Submission['Survived']=decisiontree.predict(test)
print(Submission.head(5))

# Make final submission

In [None]:
# write data frame to csv file
#Submission.set_index('PassengerId', inplace=True)
#Submission.to_csv('finalsubmission.csv',sep=',')
Submission.to_csv('decisiontreesubmission.csv',sep=',')

# Credit where credits due

This competition is predominantly a training exercise and as such I have tried to looks at different approaches and try different techniques to see hw they work.  I have looked at some of the existing entries and adopted some of the tequiques that i have found interesting.
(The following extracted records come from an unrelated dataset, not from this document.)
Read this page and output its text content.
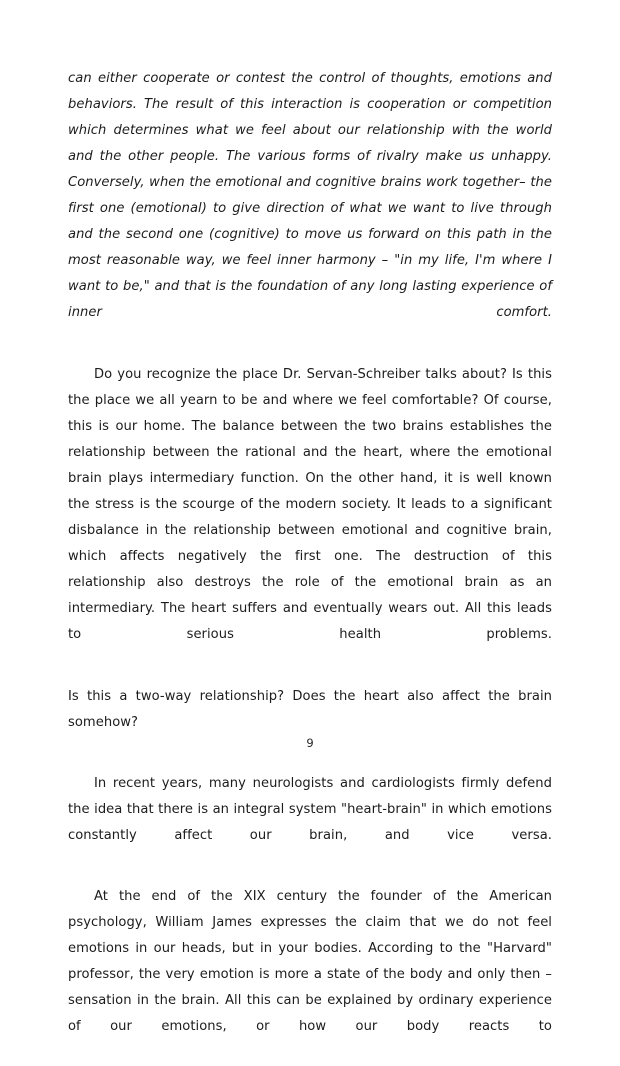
can either cooperate or contest the control of thoughts, emotions and behaviors. The result of this interaction is cooperation or competition which determines what we feel about our relationship with the world and the other people. The various forms of rivalry make us unhappy. Conversely, when the emotional and cognitive brains work together– the first one (emotional) to give direction of what we want to live through and the second one (cognitive) to move us forward on this path in the most reasonable way, we feel inner harmony – "in my life, I'm where I want to be," and that is the foundation of any long lasting experience of inner comfort.

Do you recognize the place Dr. Servan-Schreiber talks about? Is this the place we all yearn to be and where we feel comfortable? Of course, this is our home. The balance between the two brains establishes the relationship between the rational and the heart, where the emotional brain plays intermediary function. On the other hand, it is well known the stress is the scourge of the modern society. It leads to a significant disbalance in the relationship between emotional and cognitive brain, which affects negatively the first one. The destruction of this relationship also destroys the role of the emotional brain as an intermediary. The heart suffers and eventually wears out. All this leads to serious health problems.

Is this a two-way relationship? Does the heart also affect the brain somehow?

In recent years, many neurologists and cardiologists firmly defend the idea that there is an integral system "heart-brain" in which emotions constantly affect our brain, and vice versa.

At the end of the XIX century the founder of the American psychology, William James expresses the claim that we do not feel emotions in our heads, but in your bodies. According to the "Harvard" professor, the very emotion is more a state of the body and only then – sensation in the brain. All this can be explained by ordinary experience of our emotions, or how our body reacts to

9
So firstly a huge thanks to everyone that look the time to document their code and explain step by step what they did and why.
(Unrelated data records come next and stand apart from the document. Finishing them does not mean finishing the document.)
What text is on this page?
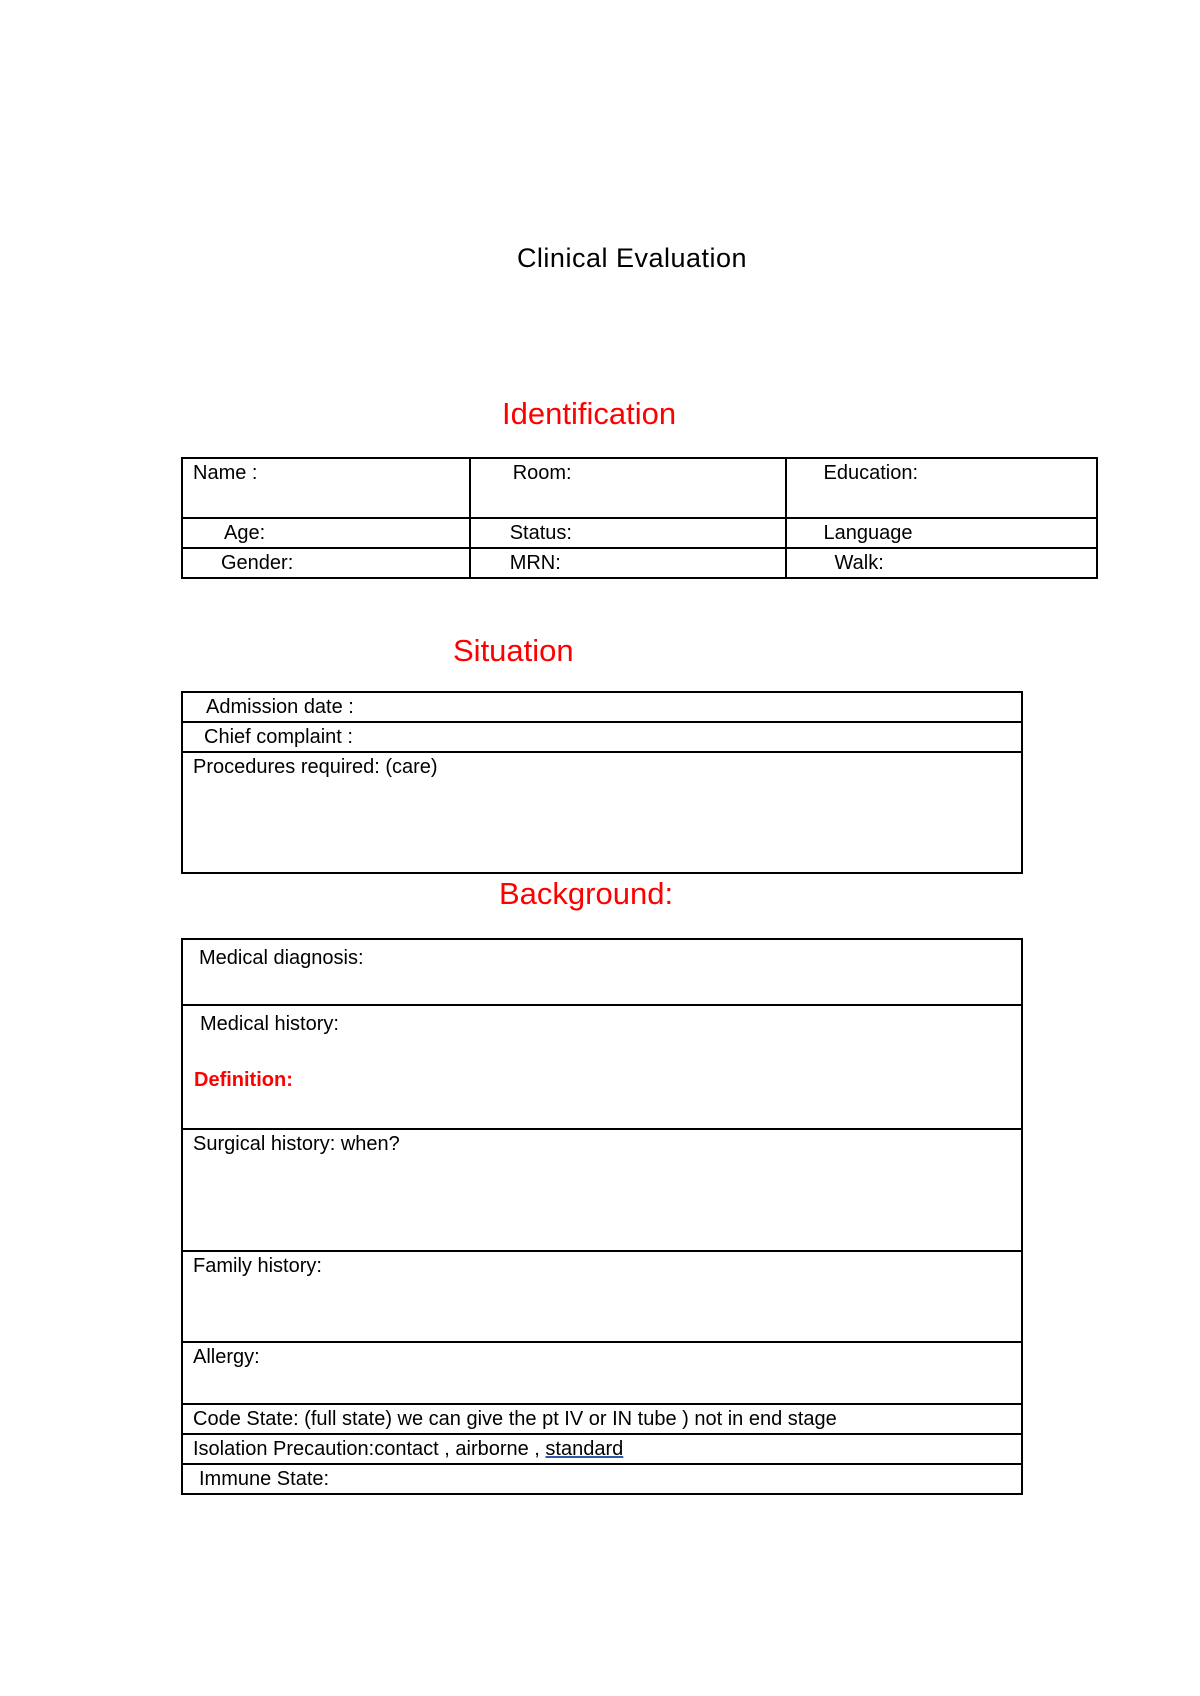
Clinical Evaluation
Identification
Name :	Room:	Education:
Age:	Status:	Language
Gender:	MRN:	Walk:
Situation
Admission date :
Chief complaint :
Procedures required: (care)
Background:
Medical diagnosis:
Medical history:
Definition:

Surgical history: when?
Family history:
Allergy:
Code State: (full state) we can give the pt IV or IN tube ) not in end stage
Isolation Precaution:contact , airborne , standard
Immune State:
To naming names, some of the notebooks that i found most useful and think deserve special mensions are:

### Anisotropic
https://www.kaggle.com/arthurtok/introduction-to-ensembling-stacking-in-python/notebook

Introduction to Ensembling/Stacking in Python is a very useful project on many levels, in particular I borrowed the pairplot idea for visualising the data.

### Henrique Mello 
https://www.kaggle.com/hrmello/introduction-to-data-exploration-using-seaborn/notebook

This was very helpful in getting title data while feature engineering, I also used some code for to Visualisation new features using FacetGrid from seaborn.

### Omar El Gabry
https://www.kaggle.com/omarelgabry/a-journey-through-titanic?scriptVersionId=447802/notebook

This kernal has an interesting section on estimating the missing ages and calculating pearson co-efficients for the features.

### Nadin Tamer
https://www.kaggle.com/nadintamer/titanic-survival-predictions-beginner/notebook

I found this another really useful kernel. It is very much a step by step approach, with a particularly good section on different types of model and how they perform for this project.

# Summary

In this project we have explored the Titanic Data Set, we have identified missing data and filled then as best we could, we have converted categorical data to columns of numeric features that we can use in machine learning and we have engineered new features based on the data we had. We improved our score from base line of 0.57894 to  a score of 0.75598.

We  looked at a range of different models and compared the accuracy of each model on the training data to decide which model to use. We then produced predictions from the best performing models which we submitted to ensure that our models were not overfitting. 

We certainly didn't come any where near winning this contest,, but we survived our first Kaggle competition, and hopefully we had fun and learnt alot along the way by looking at what other people were doing and trying different techniques.